Sarah Ravelli is originally from Italy but she is currently studying at Baku-Oxford School in Baku. She joined “A World on the Margins” collaborative project between the International Eurasia Press Fund (IEPF) and Enrichment sts of Baku-Oxford School, to be taught about the professional journalism and investigation process. Sarah decided to condusct a research on the topic about women rights. Her article was among the selected to be published. 
 
Eurasia Diary presents the second article, selected for publishing:
 
"If you ask a young girl what she wants to be when she grows up, she may tell you she wants to be a doctor, lawyer, or even a teacher.  That is what any child would think their future will look like, just like their parents. But what that little girl is unaware of, is that if she had lived a little over 150 years ago, her future dreams would be quite different. Women, living a life of religious freedom, having a voice in the government, and attending schools is quite normal in our everyday life as we reach the new millennium. However, women did not always have an equal say or chance in life. In American history, women have demonstrated and worked hard for the reformation of women's rights. It took many meetings, petition drives, public speaking, and nonviolent resistance to make our world the way it is now.
 
The Women's Rights Movement began on July 13th, 1848, where a lady named Elizabeth Cady Stanton decided enough was enough, and she started the fight for her rights as well as for all women's rights. Within the next week of her decision, she held a convention in Seneca Falls called, "A convention to discuss the social, civil, and religious condition and rights of woman". Stanton created a list to present called "Declaration of Sentiments" which stated areas in life where women were treated unfairly. After the second day of the convention, every resolution on her declaration was passed except the one that called for women the right to vote. As time passed, however, many conventions were held all the way up to the Civil War. Women just like Stanton, such as Susan B. Anthony, Lucy Stone, and Sojourner Truth traveled throughout the America teaching and organizing for forty years.
 
A 72-year battle included many speakers, political strategists, organizers, and so forth until what was needed was done. Thousands of people participating in the movement then had "that most basic American civil right" ... the right to vote.
 
The vote was finally won in 1920, but this was not the end.

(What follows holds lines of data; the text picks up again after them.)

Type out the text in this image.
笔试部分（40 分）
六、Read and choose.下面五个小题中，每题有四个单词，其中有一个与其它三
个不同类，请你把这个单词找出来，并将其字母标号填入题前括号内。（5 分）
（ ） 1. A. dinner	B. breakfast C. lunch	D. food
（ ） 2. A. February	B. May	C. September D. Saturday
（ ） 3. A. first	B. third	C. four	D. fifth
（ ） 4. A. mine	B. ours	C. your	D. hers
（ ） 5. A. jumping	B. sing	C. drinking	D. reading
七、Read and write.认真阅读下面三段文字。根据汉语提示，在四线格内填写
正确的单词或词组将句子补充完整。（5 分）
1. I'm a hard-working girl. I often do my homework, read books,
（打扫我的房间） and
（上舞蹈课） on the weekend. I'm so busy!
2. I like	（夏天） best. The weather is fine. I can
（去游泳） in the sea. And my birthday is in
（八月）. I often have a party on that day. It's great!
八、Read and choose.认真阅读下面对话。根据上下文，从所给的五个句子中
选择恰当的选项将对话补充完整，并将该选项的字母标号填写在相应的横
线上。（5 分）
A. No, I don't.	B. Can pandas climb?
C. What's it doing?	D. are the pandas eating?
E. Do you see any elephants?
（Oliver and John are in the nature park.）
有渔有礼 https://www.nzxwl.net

Suffragists became active in fighting for the rights for protection from abuse in work (1919), Equal Rights Amendment (1923), and abortion. The birth control movement was fought for some time and denied in 1936.  Birth control became legal in 1965.
 
The second wave for this era started mainly in the sixties. In 1964 the Civil Rights Act was passed, prohibiting employment discrimination for the sexes as well as race, religion, and national origin. Two years later, a woman named Betty Friedan opened the National Organization for Women, which was followed by other organizations tending to other minorities as well.
 
By 1972, the Equal Rights Amendment is re-introduced and finally passed and sent to the states for ratification. "Equality of rights under the law shall not be denied or abridged by the United States or by any state on account of sex". The first woman elected to Congress was in 1916.  By 1971, women were still less than 3% of our political representatives.  And today women only hold 11% of seats in Congress, and 21% of state legislative seats.  Although these numbers seem small, women have made a big impact and changed thousands of local, state, and federal laws that had limited women's legal status and social roles.
 
However, even to this day, women are not equal in fact things are getting worse especially in America. There are new laws add and change the “criteria” of consent. In too many states they are making abortion illegal even for rape victims, anyone who gets outside help or helps someone get an abortion goes to jail longer than the rapist himself which in my opinion is just the absolute least civilized thing to do it's simply disgusting. Women should be able to control what happens to there own bodies and it saddens me that we have gone backward instead of moving forward and creating a better environment for men and women alike."